We recently got a glimpse of what $1 billion worth of AI GPUs looks like when Elon Musk shared a brief video tour of Cortex, X's AI training supercomputer currently under construction at Tesla’s Giga Texas plant.
More recently, Musk took to his social media platform to announce that Colossus, a new 100k H100 training cluster, is now up and running.
Musk claims that Colossus is "the most powerful AI training system in the world" and that it was built "from start to finish" in just 122 days. That's quite an achievement. Servers for the xAI cluster were reportedly provided by Dell and Supermicro, with the cost of the project estimated to be between $3-4 billion.
This weekend, the @xAI team brought our Colossus 100k H100 training cluster online. From start to finish, it was done in 122 days. Colossus is the most powerful AI training system in the world. Moreover, it will double in size to 200k (50k H200s) in a few months. Excellent…September 2, 2024
Where does Colossus get its name?
Tom’s Hardware notes, “Although all of these clusters are formally operational and even training AI models, it is entirely unclear how many are actually online today. First, it takes some time to debug and optimize the settings of those superclusters. Second, X needs to ensure that they get enough power, and while Elon Musk's company has been using 14 diesel generators to power its Memphis supercomputer, they were still not enough to feed all 100,000 H100 GPUs.”

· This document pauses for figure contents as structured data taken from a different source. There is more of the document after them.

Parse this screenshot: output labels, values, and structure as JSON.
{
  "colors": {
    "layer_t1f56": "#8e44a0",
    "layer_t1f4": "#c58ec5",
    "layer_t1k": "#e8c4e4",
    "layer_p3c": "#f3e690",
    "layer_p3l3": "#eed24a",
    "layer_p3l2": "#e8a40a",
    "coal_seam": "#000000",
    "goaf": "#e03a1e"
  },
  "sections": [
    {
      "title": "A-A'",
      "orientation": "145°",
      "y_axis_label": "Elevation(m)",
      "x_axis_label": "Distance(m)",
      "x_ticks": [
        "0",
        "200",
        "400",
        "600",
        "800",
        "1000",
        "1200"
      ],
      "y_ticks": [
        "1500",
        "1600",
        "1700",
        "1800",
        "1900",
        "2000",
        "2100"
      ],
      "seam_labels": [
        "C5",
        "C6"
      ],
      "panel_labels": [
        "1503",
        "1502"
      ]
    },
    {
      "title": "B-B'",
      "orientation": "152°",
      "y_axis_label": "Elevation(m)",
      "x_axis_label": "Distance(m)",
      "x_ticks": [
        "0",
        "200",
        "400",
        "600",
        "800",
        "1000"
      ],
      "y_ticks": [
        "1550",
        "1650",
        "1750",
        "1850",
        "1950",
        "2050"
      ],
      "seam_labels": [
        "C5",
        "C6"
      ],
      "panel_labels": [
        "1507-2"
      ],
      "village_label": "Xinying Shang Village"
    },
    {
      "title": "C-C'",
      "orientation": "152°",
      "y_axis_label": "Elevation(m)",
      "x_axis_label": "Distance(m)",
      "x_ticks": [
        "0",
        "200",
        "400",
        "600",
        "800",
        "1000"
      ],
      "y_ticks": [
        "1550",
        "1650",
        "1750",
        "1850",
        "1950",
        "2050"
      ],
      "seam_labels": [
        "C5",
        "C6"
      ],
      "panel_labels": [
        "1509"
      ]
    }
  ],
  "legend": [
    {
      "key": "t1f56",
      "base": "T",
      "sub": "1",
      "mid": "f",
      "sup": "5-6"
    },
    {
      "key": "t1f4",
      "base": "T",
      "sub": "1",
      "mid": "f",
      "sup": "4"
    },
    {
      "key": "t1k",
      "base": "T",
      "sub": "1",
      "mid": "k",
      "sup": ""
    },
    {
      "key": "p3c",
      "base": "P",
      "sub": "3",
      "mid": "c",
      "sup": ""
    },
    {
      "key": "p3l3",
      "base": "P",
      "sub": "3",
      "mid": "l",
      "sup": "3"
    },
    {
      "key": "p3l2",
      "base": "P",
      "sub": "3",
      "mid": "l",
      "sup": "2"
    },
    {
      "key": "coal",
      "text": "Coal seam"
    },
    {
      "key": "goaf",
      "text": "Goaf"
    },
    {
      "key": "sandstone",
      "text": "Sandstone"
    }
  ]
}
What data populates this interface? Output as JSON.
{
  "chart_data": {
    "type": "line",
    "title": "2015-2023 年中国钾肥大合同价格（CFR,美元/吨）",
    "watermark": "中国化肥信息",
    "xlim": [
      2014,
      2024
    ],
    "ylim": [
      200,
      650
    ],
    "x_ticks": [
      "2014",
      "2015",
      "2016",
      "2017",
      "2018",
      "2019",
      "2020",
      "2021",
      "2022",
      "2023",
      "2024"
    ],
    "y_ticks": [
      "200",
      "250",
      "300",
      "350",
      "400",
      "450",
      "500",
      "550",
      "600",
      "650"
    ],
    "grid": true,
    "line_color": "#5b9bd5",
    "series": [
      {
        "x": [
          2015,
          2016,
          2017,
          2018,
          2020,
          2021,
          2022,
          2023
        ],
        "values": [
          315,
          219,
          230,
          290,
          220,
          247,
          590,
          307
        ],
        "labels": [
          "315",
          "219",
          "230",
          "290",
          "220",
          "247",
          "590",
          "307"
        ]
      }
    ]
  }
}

The Colossus system is poised to eventually double in capacity, with plans to incorporate an additional 100,000 GPUs - 50,000 H100 units and 50,000 of Nvidia's next-gen H200 chips. The supercluster will primarily be used to train xAI's Grok-3, the company's latest, most advanced AI model. We've yet to see any mention of storage for the new system, but it will need to be huge.
The naming of the new supercomputer has raised more than a few eyebrows, however, with people noting that it shares its name with a 1970 sci-fi movie (based on a 1966 novel by D.F. Jones) about a supercomputer that becomes sentient after being given control of the US nuclear arsenal. Things, predictably, go horribly wrong for humanity.
Both the novel and film explore timely themes of AI autonomy, the dangers of relinquishing control to machines, and the ethical implications of artificial intelligence. It’s possible that Musk wasn’t aware of this when the name was chosen for his new AI training system, and it might have been selected purely to emphasize the sheer scale of the supercluster. Then again, with Musk's track record, it wouldn’t be surprising if the reference was entirely intentional - he knows exactly what he’s doing.